Per ovviare all’imbarazzo e al clamore creato dalla debacle elettorale dell’importante uomo politico, nonché amico, si era pensato di proporre la nomina di De Sanctis a senatore del Regno, ovvero di riproporre una sua ricandidatura nel collegio di Ariano, potendo Mancini ancora optare per quello di Avellino. È quanto fa ipotizzare la lettera del 17 novembre, pubblicata su Vicum del marzo 1990, che si apre con le seguenti parole: “Appena avuto la tua ho mandato al nostro amico Depretis il seguente telegramma: “Prego togliere il mio nome dalla lista senatori. Ringrazio ma non accetto”. Mi  meraviglio come il prefetto di Avellino abbia fatto una simile proposta senza consultarmi…”.

E ancora, a proposito della candidatura nel collegio di Ariano: “Non so come abbi potuto credere che rimanendo vuoto il collegio di Ariano, io mi sarei presentato di nuovo. Non è mio costume presentarmi a collegi che non hanno fatto questa prova.

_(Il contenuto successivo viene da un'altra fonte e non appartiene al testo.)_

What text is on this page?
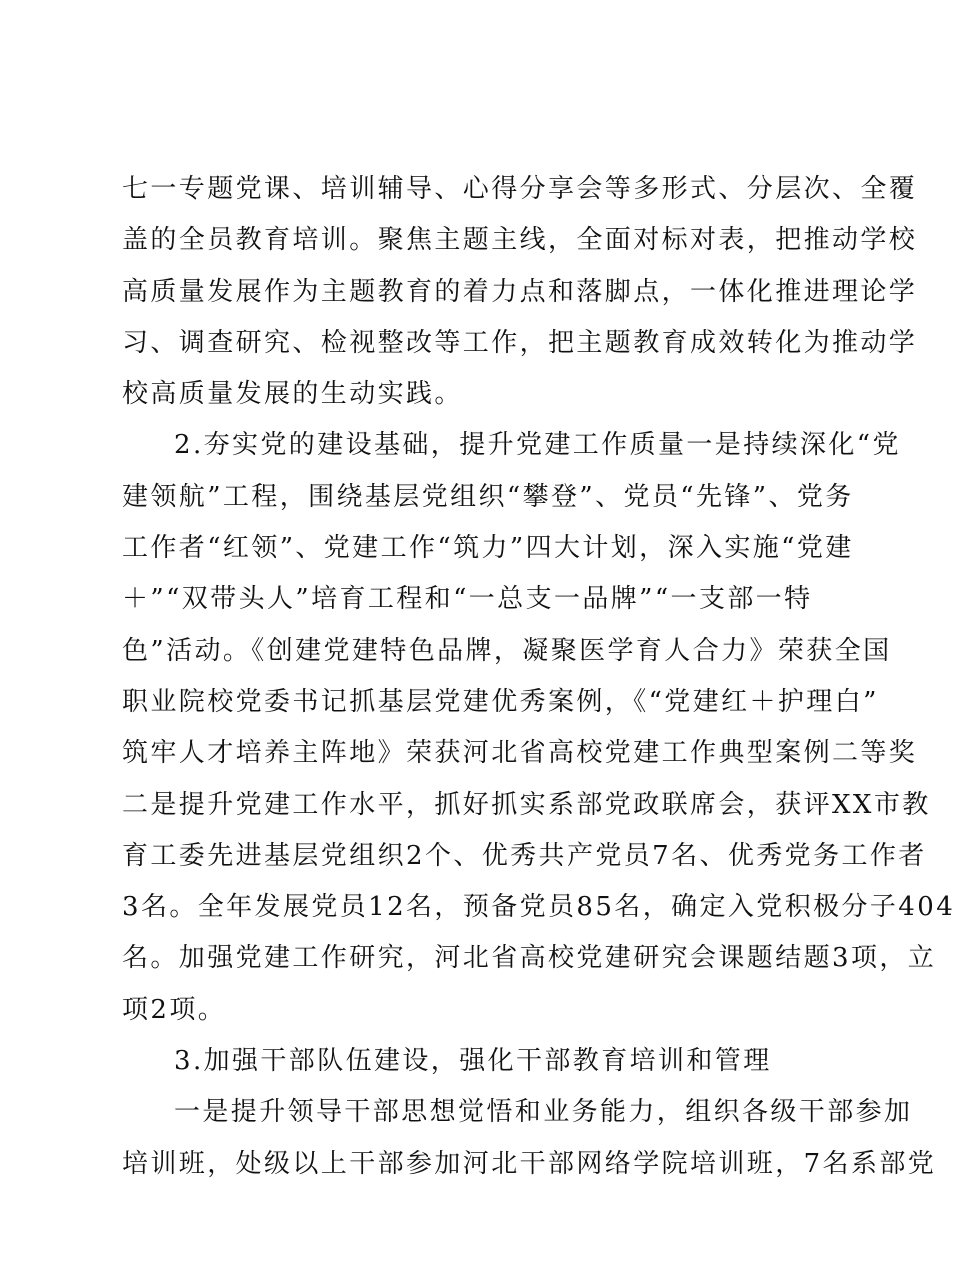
七一专题党课、培训辅导、心得分享会等多形式、分层次、全覆
盖的全员教育培训。聚焦主题主线，全面对标对表，把推动学校
高质量发展作为主题教育的着力点和落脚点，一体化推进理论学
习、调查研究、检视整改等工作，把主题教育成效转化为推动学
校高质量发展的生动实践。
2.夯实党的建设基础，提升党建工作质量一是持续深化“党
建领航”工程，围绕基层党组织“攀登”、党员“先锋”、党务
工作者“红领”、党建工作“筑力”四大计划，深入实施“党建
＋”“双带头人”培育工程和“一总支一品牌”“一支部一特
色”活动。《创建党建特色品牌，凝聚医学育人合力》荣获全国
职业院校党委书记抓基层党建优秀案例，《“党建红＋护理白”
筑牢人才培养主阵地》荣获河北省高校党建工作典型案例二等奖
二是提升党建工作水平，抓好抓实系部党政联席会，获评XX市教
育工委先进基层党组织2个、优秀共产党员7名、优秀党务工作者
3名。全年发展党员12名，预备党员85名，确定入党积极分子404
名。加强党建工作研究，河北省高校党建研究会课题结题3项，立
项2项。
3.加强干部队伍建设，强化干部教育培训和管理
一是提升领导干部思想觉悟和业务能力，组织各级干部参加
培训班，处级以上干部参加河北干部网络学院培训班，7名系部党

Dichiarai al prefetto che io intendeva di non aver niente più in comune con la provincia di Avellino, e che intendeva anche dimettermi dall’ufficio di consigliere provinciale, per non incontrarmi con certi colleghi svergognati, ai quali dovrei sputare sul viso”. Parole forti che denotano una delusione profonda ed una forte amarezza.

È da evidenziare, tra l’altro, che la lettera era stata redatta, come riferito nella stessa, dalla nipote  del De Sanctis sotto dettatura. E dunque appare verosimile che fosse accluso un bigliettino autografo per “asseverare” in qualche modo le espressioni forti contenute nella stessa lettera.

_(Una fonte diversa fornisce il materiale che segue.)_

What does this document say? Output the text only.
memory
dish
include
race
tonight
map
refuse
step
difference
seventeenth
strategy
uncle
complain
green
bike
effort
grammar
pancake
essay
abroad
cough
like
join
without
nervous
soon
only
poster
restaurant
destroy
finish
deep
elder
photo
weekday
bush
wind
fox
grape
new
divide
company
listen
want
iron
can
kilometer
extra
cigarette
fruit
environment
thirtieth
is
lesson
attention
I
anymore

Oltre che sintetizzare uno stato d’animo del politico, i versi ne riassumono anche la personale interpretazione della sconfitta,  una sorta di riflessione esistenziale incentrata sul carattere fugace degli eventi e, dunque, della vita.

Insomma, lungi dall’andare oltre, il bigliettino rappresenta una simpatica curiosità, la cui pubblicazione, oltre che un piccola testimonianza, appare anche un omaggio ad una qualità ed uno spessore di uomini pubblici andato perduto. Residua tuttavia un interrogativo meritevole di approfondimento. A chi appartengono i versi anonimi del bigliettino di seguito trascritti?

Il passato non è ma se lo pinge

La calda rimembranza

Il futuro non è ma se lo finge

La credula speranza

Il presente sol è ma in un baleno

Passa pel nulla in seno:

Onde la vita è appunto

Una memoria, una speranza, un punto.